Parmi eux, le gouverneur Stephen Miran souhaite une relaxation immédiate des taux, tandis que trois présidents de Fed régionales ont contesté la formulation du communiqué final. Bien qu'ils soient en faveur du statu quo, Beth Hammack, Neel Kashkari et Lorie Logan ont signalé que le texte ne devrait pas contenir de suggestion implicite d'une tendance à la baisse des taux futurs.
Ce phénomène de dissension au sein de la Fed est notoire, la dernière occurrence remontant à 1992. Il met en lumière une institution en proie à des divergences d'opinion, alors que les événements au Moyen-Orient accentuent l'incertitude économique, comme l'indique la Fed.
Concernant les prévisions économiques, la banque centrale estime désormais que l'inflation est jugée "élevée", en partie en raison de la hausse récente des prix mondiaux de l'énergie.
- Événements à suivre -
L'attention se concentrera sur les déclarations de M. Powell, qui interviendra à 14H30 (18H30 GMT).
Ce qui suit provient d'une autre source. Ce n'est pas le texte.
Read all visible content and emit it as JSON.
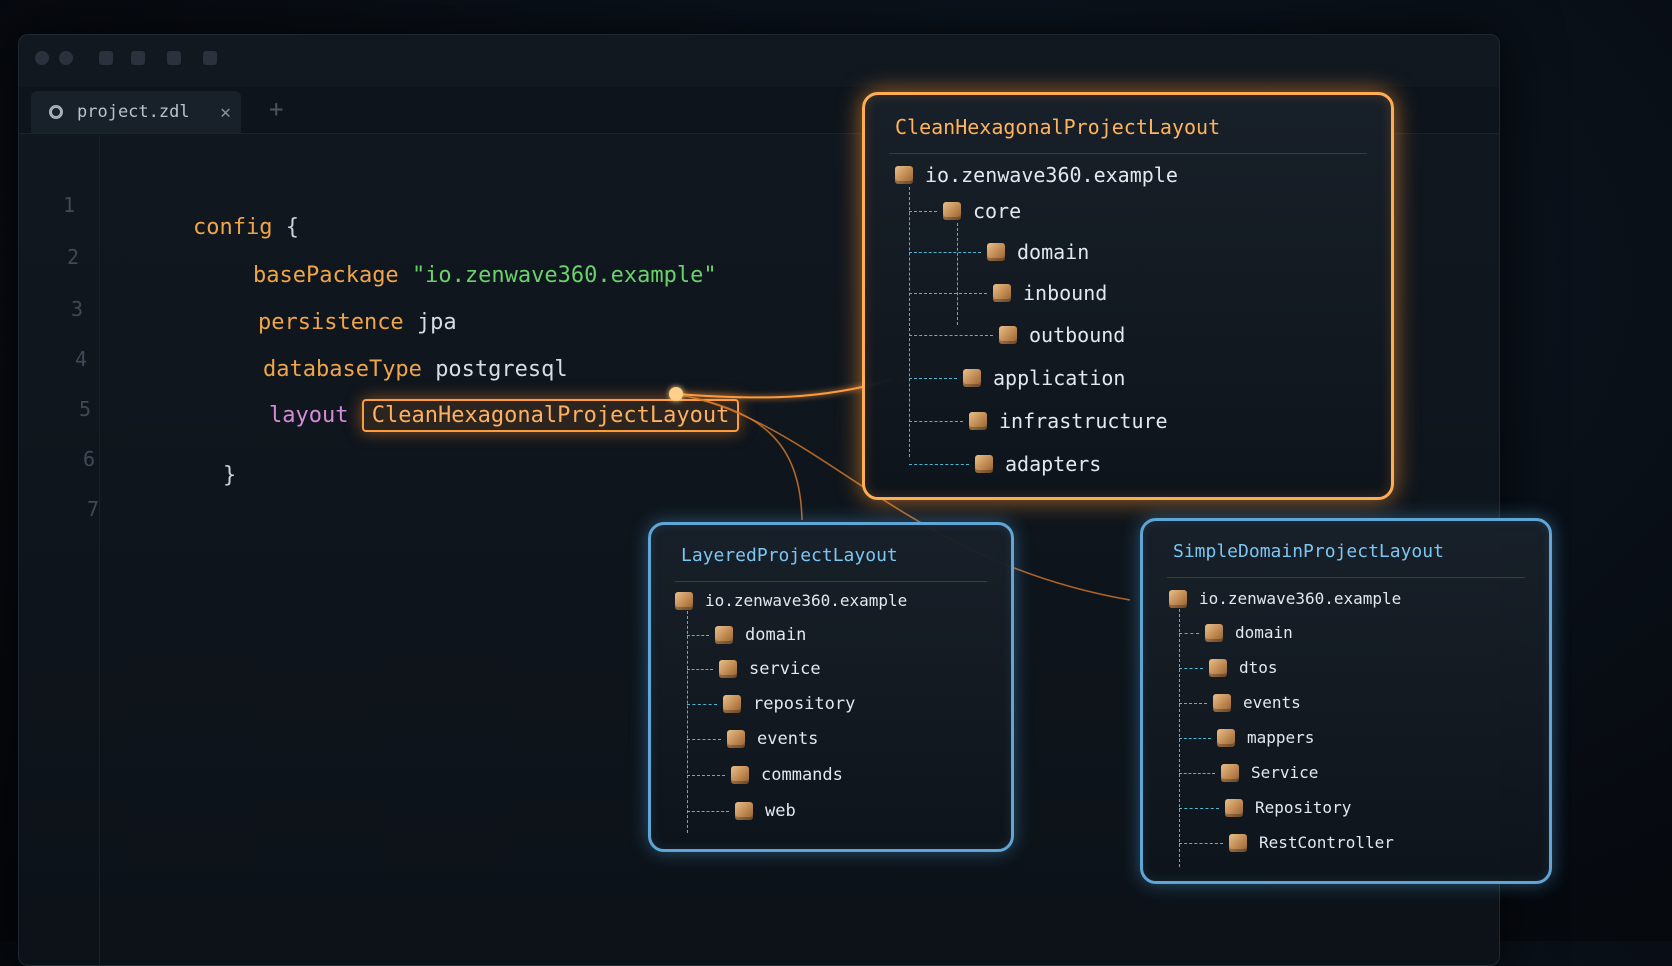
{
  "tab": {
    "filename": "project.zdl",
    "close": "✕",
    "new": "+"
  },
  "line_numbers": [
    "1",
    "2",
    "3",
    "4",
    "5",
    "6",
    "7"
  ],
  "code": {
    "config_kw": "config",
    "open_brace": "{",
    "base_package_key": "basePackage",
    "base_package_value": "\"io.zenwave360.example\"",
    "persistence_key": "persistence",
    "persistence_value": "jpa",
    "database_key": "databaseType",
    "database_value": "postgresql",
    "layout_key": "layout",
    "layout_value": "CleanHexagonalProjectLayout",
    "close_brace": "}"
  },
  "cards": {
    "hexagonal": {
      "title": "CleanHexagonalProjectLayout",
      "root": "io.zenwave360.example",
      "core": "core",
      "core_children": [
        "domain",
        "inbound",
        "outbound"
      ],
      "siblings": [
        "application",
        "infrastructure",
        "adapters"
      ]
    },
    "layered": {
      "title": "LayeredProjectLayout",
      "root": "io.zenwave360.example",
      "children": [
        "domain",
        "service",
        "repository",
        "events",
        "commands",
        "web"
      ]
    },
    "simple": {
      "title": "SimpleDomainProjectLayout",
      "root": "io.zenwave360.example",
      "children": [
        "domain",
        "dtos",
        "events",
        "mappers",
        "Service",
        "Repository",
        "RestController"
      ]
    }
  },
  "colors": {
    "accent_orange": "#ffad55",
    "accent_blue": "#5fa6d6",
    "tree_line": "#4fb6d0"
  },
  "icons": {
    "package": "package-box-icon",
    "settings": "gear-icon"
  }
}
Son mandat prend fin le 15 mai, et l'ancien gouverneur de la Fed, Kevin Warsh, est en bonne voie pour le remplacer, suite au vote favorable d'une commission du Sénat, principalement soutenu par les républicains. Les démocrates critiquent Warsh, le qualifiant de "marionnette" du président Trump.
Un vote final est prévu plus tard pour confirmer sa nomination. Ce processus, auparavant incertain en raison de tensions politiques, pourrait se résoudre après l'annonce de la fermeture d'une enquête judiciaire sur Powell, perçue comme une intimidation par l'administration Trump.
D'ailleurs, des interrogations demeurent : Jerome Powell choisira-t-il de quitter la Fed pour laisser la voie libre à son successeur, ou continuera-t-il de siéger comme gouverneur jusqu'en janvier 2028, empêchant ainsi Trump de nommer quelqu'un à son poste ? Quelle que soit sa décision, les impacts sur la politique monétaire sembleront résonner, note Belinda Roman, professeure d'économie à l'université texane St. Mary's, lors d'un échange avec l'AFP.
Les investisseurs, en quête de stabilité et d'indépendance, pourraient potentiellement se retrouver dans le flou face à ces changements. "Si Kevin Warsh souhaite effectivement abaisser les taux directeurs, il devra obtenir le soutien des autres responsables de la Fed", ajoute-t-elle. En effet, douze personnes, dont le président, participent au vote des taux directeurs américains.